Minneapolis is rich in history and culture. The City’s knowledge, understanding and appreciation of the places and properties that embody its history and cultures is constantly evolving and growing. For nearly 40 years Minneapolis has been working to identify, examine and evaluate properties to determine whether they merit recognition as locally designated historic properties, and it must continue to do so. The City’s work has resulted in preserving important place-defining properties such as the Minneapolis Warehouse District and the St. Anthony Falls Historic District, as well as properties that may not be architecturally prominent but are equally important to the city’s history, such as the former home of Lena Smith. Smith was a prominent civil rights attorney and activist, a founding member of the Urban League of Minneapolis and the first woman president of the Minneapolis National Association for the Advancement of Colored People. As the only practicing African-American female lawyer between 1890 and 1927, she fought for civil rights issues such as equal protection under the law, equal access to housing and the right to join labor unions.
The City relies on this work to inform decisions regarding development, community development and other programs, legislative decisions and regulations. However, for the City to effectively align heritage preservation with the broader Minneapolis 2040 goals, it needs a guiding strategic direction.
ACTION STEPS
The City will seek to accomplish the following action steps to continue to identify, examine, and evaluate historic contexts and historic resources, with a focus on communities that have been traditionally underrepresented.
- Explore new methods and techniques to engage communities that have been traditionally underrepresented in heritage preservation to identify historic resources they consider valuable and conduct further research on these resources.
- Develop and implement a strategic work plan that prioritizes the identification, evaluation and designation of historic resources that are underrepresented, representative of cultural communities, or within areas under development pressure.
- Work with Minneapolis’ cultural communities to identify places of historic and cultural significance.
- Complete context studies associated with the city’s history and overall development, such as the impact of transportation and land use decisions that had citywide impacts.
- Nominate resources recommended for designation from historic surveys or listed on the National Register of Historic Places which have no local protection.
- Proactively nominate properties and districts for consideration for listing in the National Register of Historic Places.

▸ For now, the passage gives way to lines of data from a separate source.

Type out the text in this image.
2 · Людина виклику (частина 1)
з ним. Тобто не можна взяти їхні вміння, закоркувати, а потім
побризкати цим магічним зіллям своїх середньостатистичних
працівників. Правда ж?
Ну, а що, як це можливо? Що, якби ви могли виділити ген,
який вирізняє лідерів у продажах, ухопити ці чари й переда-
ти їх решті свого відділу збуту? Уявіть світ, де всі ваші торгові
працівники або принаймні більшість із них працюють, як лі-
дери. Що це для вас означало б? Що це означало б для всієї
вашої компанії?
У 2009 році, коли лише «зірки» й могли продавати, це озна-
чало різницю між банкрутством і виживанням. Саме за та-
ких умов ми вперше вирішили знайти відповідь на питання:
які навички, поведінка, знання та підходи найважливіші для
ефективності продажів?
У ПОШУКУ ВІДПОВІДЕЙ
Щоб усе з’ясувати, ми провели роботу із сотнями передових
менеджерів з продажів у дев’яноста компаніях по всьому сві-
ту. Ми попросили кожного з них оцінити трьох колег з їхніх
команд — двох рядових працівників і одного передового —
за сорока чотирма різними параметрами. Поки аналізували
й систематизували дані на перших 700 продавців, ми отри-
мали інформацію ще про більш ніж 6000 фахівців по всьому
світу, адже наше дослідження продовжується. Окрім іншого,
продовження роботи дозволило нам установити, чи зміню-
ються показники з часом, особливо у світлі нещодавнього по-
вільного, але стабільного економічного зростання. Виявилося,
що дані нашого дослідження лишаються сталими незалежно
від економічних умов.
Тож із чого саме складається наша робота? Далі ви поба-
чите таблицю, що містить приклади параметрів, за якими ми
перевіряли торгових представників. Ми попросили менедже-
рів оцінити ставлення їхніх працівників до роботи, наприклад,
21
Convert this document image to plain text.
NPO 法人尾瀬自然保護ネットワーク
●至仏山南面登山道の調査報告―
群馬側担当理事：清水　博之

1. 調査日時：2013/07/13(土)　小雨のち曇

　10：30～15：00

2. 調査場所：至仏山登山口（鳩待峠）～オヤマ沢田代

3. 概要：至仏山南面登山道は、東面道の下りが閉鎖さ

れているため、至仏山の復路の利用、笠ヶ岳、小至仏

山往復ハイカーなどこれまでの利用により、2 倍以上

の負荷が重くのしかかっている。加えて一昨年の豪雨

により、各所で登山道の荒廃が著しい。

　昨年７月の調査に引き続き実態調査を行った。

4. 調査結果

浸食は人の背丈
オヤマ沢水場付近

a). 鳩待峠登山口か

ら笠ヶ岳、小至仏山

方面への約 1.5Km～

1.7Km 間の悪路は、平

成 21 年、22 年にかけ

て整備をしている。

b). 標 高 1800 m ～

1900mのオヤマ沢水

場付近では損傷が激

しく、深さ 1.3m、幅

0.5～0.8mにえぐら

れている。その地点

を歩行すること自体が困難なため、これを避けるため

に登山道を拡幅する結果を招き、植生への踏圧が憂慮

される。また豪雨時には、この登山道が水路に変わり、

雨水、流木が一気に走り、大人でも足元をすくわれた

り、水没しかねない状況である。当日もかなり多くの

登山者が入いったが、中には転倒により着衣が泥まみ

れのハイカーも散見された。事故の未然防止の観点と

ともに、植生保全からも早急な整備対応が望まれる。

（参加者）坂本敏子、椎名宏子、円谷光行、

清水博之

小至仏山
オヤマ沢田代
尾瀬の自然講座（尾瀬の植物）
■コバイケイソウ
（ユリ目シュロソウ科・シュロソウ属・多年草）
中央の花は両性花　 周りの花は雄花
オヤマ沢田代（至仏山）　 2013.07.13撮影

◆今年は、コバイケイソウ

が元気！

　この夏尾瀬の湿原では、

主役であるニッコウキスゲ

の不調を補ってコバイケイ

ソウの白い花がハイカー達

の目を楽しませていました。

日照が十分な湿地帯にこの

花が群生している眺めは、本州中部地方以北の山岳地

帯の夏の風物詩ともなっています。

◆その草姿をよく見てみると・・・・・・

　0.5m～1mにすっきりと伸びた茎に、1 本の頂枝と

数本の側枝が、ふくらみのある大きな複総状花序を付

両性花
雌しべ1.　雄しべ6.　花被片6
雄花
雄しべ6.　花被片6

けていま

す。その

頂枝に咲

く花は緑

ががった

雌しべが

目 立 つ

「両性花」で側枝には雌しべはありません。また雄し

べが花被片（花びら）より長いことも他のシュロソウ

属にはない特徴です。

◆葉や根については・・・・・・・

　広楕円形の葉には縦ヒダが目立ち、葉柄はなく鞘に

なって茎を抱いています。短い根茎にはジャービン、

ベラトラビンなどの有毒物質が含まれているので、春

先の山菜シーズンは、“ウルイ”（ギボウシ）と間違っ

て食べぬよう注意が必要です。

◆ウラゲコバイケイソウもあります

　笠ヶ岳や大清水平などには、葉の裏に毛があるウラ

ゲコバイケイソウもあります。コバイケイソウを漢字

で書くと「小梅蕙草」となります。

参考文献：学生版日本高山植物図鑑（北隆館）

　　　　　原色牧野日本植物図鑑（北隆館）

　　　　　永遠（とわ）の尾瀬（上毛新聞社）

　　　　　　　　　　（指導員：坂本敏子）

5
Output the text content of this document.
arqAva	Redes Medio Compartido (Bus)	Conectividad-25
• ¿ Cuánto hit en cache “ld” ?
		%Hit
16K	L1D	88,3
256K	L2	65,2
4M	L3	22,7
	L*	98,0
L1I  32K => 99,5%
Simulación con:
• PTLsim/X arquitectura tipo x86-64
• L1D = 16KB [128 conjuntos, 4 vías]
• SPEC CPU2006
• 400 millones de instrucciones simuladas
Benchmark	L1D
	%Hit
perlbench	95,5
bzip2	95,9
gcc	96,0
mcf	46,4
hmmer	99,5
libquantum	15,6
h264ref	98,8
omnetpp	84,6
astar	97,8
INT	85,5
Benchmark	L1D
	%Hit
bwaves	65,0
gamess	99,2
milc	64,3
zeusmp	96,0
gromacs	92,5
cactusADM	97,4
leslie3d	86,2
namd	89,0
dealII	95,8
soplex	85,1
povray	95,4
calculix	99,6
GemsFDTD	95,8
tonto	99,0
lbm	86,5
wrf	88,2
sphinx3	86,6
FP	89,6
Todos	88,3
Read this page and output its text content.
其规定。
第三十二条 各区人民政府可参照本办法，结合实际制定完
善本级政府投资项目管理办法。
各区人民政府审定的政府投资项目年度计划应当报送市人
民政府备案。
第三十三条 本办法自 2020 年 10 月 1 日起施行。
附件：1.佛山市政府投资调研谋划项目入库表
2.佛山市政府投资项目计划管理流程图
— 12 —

- Continue to promote Conservation Districts as a tool for neighbors and neighborhoods to promote the conservation of notable properties or districts for the education, inspiration, pleasure, and enrichment of its residents, and for the long-term vitality of the city.
- Identify architectural styles, architects and resources from the recent past, such as the modern era, and include them for evaluation in future historic resources surveys.
- Gather existing data on significant and potentially significant archaeological sites and develop maps and other tools to identify and properly treat these resources.
- Initiate a series of archaeological reconnaissance surveys to identify potentially significant archaeological resources.
- Identify and evaluate important historic and cultural landscapes.